Meade asks me what's so funny, I explain, and he cites "too many notes":
"Just cut a few, and it'll be perfect!"
Back to "Both Flesh and Not" — which I just downloaded into my Kindle app. The title seems to grind into our heads that Wallace is not flesh anymore, having hung himself. Anticipating the first or second comment to this post will point that out, I'm pointing it out along with all the references to suicide that appear in the book. There are 4:
1. "What if we chose to accept the fact that every few years, despite everyone’s best efforts, some hundreds or thousands of us may die in the sort of terrible suicidal attack that a democratic republic cannot 100 percent protect itself from without subverting the very principles that make it worth protecting? Is this thought experiment monstrous?"
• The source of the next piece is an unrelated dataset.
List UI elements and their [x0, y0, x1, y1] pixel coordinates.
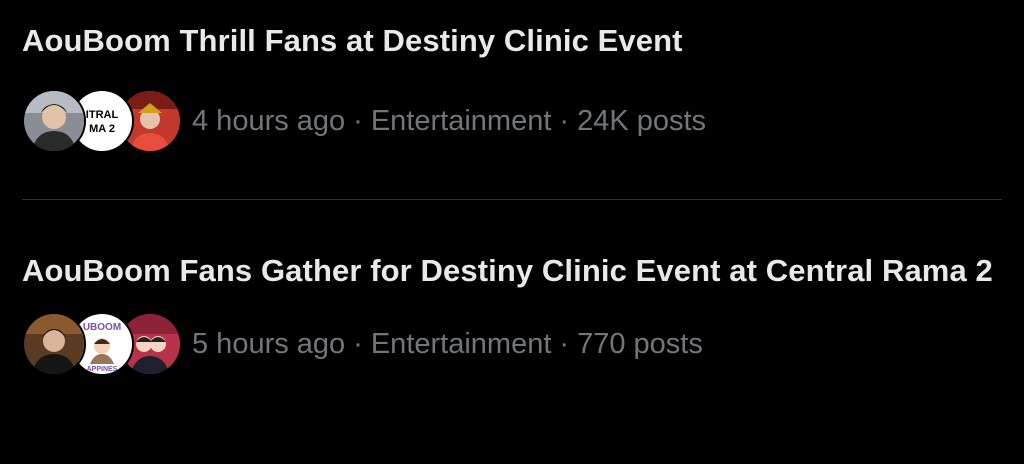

2. "It’s not just that there are [in 'Uncle Petros and Goldbach's Conjecture: A Novel of Mathematical Obsession'] long and irrelevant footnotes on, e.g., Gödel’s method of suicide, Poincaré’s theory of the unconscious, or the novel properties of the number 1,729.25." [Gödel’s method was refusing all food for a month, under the delusion his doctors were trying to poison him, which doesn't really sound like suicide, unless you believe "suicide" does not mean self-murder. ]
3 & 4. "... [Edwin] Williamson sometimes presents Borges’s stories and poems as 'evidence' that he was in emotional extremities. Williamson’s claim, for instance, that in 1934, 'after his definitive rejection by Norah Lange, Borges… came to the brink of killing himself' is based entirely on two tiny pieces of contemporaneous fiction in which the protagonists struggle with suicide. Not only is this a bizarre way to read and reason — was the Flaubert who wrote Madame Bovary eo ipso suicidal?— but Williamson seems to believe that it licenses him to make all sorts of dubious, humiliating claims about Borges’s interior life: '"The Cyclical Night," which he published in La Nación on October 6, reveals him to be in the throes of an acute personal crisis'; 'In the extracts from this unfinished poem… we can see that the reason for wishing to commit suicide was literary failure, stemming ultimately from sexual self-doubt.' Bluck."
ADDDED; I only searched for "suicide," and, reading the book, I encounter "suicidally" -- a self-regarding "suicidally" -- and the premise of my 4-point list, above, is radically undermined.